It shouldn't need saying that the current treatment of refugees in the UK and other EU countries is not equivalent to the Holocaust. The systematic, industrialised slaughter of more than six million Jewish people and members of other minority groups has few historical parallels.
It's a horror that's difficult to even contemplate and a major stain on the history of the world. On Holocaust Memorial Day, we have a duty to reflect on this on this uniquely evil event.
On one level, then, commentators have a point when they object to recent comparisons between Nazi Germany, where all Jewish citizens were forced to wear Star of David badges and mark the front door of their homes, and asylum seekers in the UK being required to wear red wristbands and being housed in properties identifiable based on their uniformly red doors.
The context is hugely different. There is no "Final Solution" being planned in 21st-century Britain. And it's true that some arguments about apparent similarities have been, to put it diplomatically, lacking in nuance.
However, this is no reason to reject any possible comparison between the two situations. Discussing the seizure of refugees' possessions in Denmark, Germany and Switzerland in the context of Nazi confiscation of Jewish citizens' wealth, for example, isn't meant to imply an equivalence with genocide – it's an attempt to wake people up to the fact that current events, though less severe, are still abhorrent and unjust. It's also an important warning that things could get worse now we've started on this dark path, even if we hope they could never get that bad again.
The dehumanisation of minority groups encourages us to condone things we would condemn if people we know were affected. The parallel isn't just in the specific actions of authorities but also the widespread public tolerance of unfair treatment.
The same dehumanising language that accompanied virulent persecution of Jewish people in Nazi Germany is present in our own media. The only difference is the group being targeted. Newspapers describe refugees as a "disgusting" eyesore for British tourists. Human beings are discussed as if they are little more than vermin.
This treatment goes beyond words: for several months, it was actually official government policy to knowingly let people drown who were fleeing persecution and war.
"The parallel isn't just in the specific actions of authorities, but also the widespread public tolerance of unfair treatment"

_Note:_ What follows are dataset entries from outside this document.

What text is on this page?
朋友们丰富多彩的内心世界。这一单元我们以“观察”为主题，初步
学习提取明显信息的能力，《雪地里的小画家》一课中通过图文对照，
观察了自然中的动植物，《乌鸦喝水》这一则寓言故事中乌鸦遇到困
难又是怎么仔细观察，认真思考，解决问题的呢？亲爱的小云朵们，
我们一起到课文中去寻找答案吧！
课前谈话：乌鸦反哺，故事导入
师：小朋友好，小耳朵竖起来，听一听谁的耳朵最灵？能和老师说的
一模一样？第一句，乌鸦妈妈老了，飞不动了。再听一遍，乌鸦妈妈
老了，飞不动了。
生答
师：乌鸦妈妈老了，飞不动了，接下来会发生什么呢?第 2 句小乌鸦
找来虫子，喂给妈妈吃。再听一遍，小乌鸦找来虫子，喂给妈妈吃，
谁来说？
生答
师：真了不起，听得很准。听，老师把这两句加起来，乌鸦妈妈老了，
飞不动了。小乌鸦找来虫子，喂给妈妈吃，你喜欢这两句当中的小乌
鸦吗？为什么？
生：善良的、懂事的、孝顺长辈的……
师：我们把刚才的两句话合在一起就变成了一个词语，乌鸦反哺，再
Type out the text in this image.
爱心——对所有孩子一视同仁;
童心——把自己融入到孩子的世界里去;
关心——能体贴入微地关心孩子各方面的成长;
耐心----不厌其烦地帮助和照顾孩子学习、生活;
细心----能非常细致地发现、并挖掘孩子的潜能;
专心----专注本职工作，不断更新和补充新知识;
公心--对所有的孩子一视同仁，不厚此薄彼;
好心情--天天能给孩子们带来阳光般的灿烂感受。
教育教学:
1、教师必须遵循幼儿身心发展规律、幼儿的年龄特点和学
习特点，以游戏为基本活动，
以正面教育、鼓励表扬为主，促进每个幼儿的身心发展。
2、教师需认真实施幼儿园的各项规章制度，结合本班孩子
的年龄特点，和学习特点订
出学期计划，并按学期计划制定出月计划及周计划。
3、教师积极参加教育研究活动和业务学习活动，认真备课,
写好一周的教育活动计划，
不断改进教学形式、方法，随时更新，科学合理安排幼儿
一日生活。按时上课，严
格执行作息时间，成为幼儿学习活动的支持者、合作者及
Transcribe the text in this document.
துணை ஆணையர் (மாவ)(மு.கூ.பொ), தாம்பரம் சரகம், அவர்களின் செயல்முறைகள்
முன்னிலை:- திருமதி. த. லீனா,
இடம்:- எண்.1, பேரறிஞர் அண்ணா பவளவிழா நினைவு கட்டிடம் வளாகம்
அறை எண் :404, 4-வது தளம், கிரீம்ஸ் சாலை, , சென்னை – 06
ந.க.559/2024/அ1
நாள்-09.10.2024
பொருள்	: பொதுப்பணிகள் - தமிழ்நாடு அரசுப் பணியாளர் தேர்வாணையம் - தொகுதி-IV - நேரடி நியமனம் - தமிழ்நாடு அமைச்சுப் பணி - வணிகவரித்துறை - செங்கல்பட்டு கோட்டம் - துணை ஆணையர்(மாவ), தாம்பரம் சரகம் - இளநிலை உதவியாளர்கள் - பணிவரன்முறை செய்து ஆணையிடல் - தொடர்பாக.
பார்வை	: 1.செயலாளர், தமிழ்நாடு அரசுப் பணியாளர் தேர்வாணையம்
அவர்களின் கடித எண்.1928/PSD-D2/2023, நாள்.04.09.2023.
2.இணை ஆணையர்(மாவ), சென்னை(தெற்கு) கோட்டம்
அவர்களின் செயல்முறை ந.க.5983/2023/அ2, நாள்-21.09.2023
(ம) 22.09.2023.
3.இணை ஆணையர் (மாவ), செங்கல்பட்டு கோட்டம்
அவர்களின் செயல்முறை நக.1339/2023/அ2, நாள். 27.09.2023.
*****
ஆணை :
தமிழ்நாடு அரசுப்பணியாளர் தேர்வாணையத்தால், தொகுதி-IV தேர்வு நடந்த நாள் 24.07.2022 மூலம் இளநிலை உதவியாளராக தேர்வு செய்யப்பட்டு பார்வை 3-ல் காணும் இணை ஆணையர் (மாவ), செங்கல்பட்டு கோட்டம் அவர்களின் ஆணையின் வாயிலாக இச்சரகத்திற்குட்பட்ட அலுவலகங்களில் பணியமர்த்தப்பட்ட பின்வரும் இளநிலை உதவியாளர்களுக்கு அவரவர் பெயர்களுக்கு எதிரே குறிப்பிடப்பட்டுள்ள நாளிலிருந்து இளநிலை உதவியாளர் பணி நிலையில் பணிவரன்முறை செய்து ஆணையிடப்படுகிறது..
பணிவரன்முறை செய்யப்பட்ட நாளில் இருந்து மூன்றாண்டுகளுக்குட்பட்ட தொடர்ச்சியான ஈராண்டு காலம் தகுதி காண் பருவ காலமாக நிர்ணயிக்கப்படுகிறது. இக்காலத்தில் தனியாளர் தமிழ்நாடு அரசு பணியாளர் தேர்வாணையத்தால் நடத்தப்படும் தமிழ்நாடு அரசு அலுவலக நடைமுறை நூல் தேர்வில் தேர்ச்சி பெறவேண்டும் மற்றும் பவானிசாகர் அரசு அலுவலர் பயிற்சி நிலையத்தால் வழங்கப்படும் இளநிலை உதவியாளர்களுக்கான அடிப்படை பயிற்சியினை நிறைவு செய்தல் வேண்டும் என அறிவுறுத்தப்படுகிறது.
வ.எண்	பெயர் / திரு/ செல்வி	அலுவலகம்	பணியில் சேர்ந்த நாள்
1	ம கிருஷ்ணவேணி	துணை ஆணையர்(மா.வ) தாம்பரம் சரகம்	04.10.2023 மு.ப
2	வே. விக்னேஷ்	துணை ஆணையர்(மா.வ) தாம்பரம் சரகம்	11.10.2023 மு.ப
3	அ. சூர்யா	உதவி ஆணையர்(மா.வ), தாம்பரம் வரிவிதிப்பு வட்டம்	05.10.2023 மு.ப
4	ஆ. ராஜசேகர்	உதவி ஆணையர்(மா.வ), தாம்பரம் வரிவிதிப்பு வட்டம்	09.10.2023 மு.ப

Even that wasn't good enough for Katie Hopkins, with her "migrants are like cockroaches" comment, while she suggested we should use British gunships to shoot holes in their boats. In 21st-century Britain, advocating potential mass murder of innocents can apparently be described as "telling it like it is".
The claim that making this point somehow dents our ability to recognise the horror of the Holocaust seems bizarre. Nazi Germany is referenced precisely because what happened there is universally accepted as an atrocity.
The horror is exactly the point. Looking back, almost everyone can see that persecution is indefensible in its most extreme form. Drawing a comparison with contemporary treatment of refugees is an attempt to make us recognise ongoing injustice we might otherwise ignore.
Red doors and wristbands might not serve the same purpose as Star of David badges in Nazi Germany but they have both symbolic and practical significance.
Comparing the wristbands required in some communal refugee accommodation with those used at music festivals and on hospital wards misses the point entirely. The issue is not the physical object. It's that an already stigmatised group are being physically marked as "other".
"The same dehumanising language that accompanied virulent persecution of Jewish people in Nazi Germany is present in our own media. The only difference is the group being targeted"
The red doors of refugees' homes in Middlesbrough have been smeared with excrement and racist graffiti. Racist attacks that were enabled by Jomast, a subcontractor of management company G4S, when it signalled which properties were occupied by people who fled to Britain in search of safety, even if both firms denied the claim that the colour was deliberately used.
This can't simply be dismissed as an unfortunate oversight. Government contracts should not be granted to companies that won't make an active effort to promote inclusion. Foresight and sensitivity are minimum requirements. Likewise, compulsory wristbands that make refugees feel like they're being treated like cattle are unacceptable because of the climate of stigma and hostility that already exists.
Often, objections to Nazi comparisons seem motivated by a desire to downplay the harm of European treatment of refugees. But that impulse is exactly the reason we should keep making them. As a society, we need to recognise that treating certain groups as lesser, with fewer rights and less entitlement to dignity and respect, is unjustifiable in any circumstances.
If we keep turning a blind eye to the mistreatment of refugees, who can actually say how low our society could sink? Maybe referencing one of the darkest periods in global history will be what it takes to get the message across.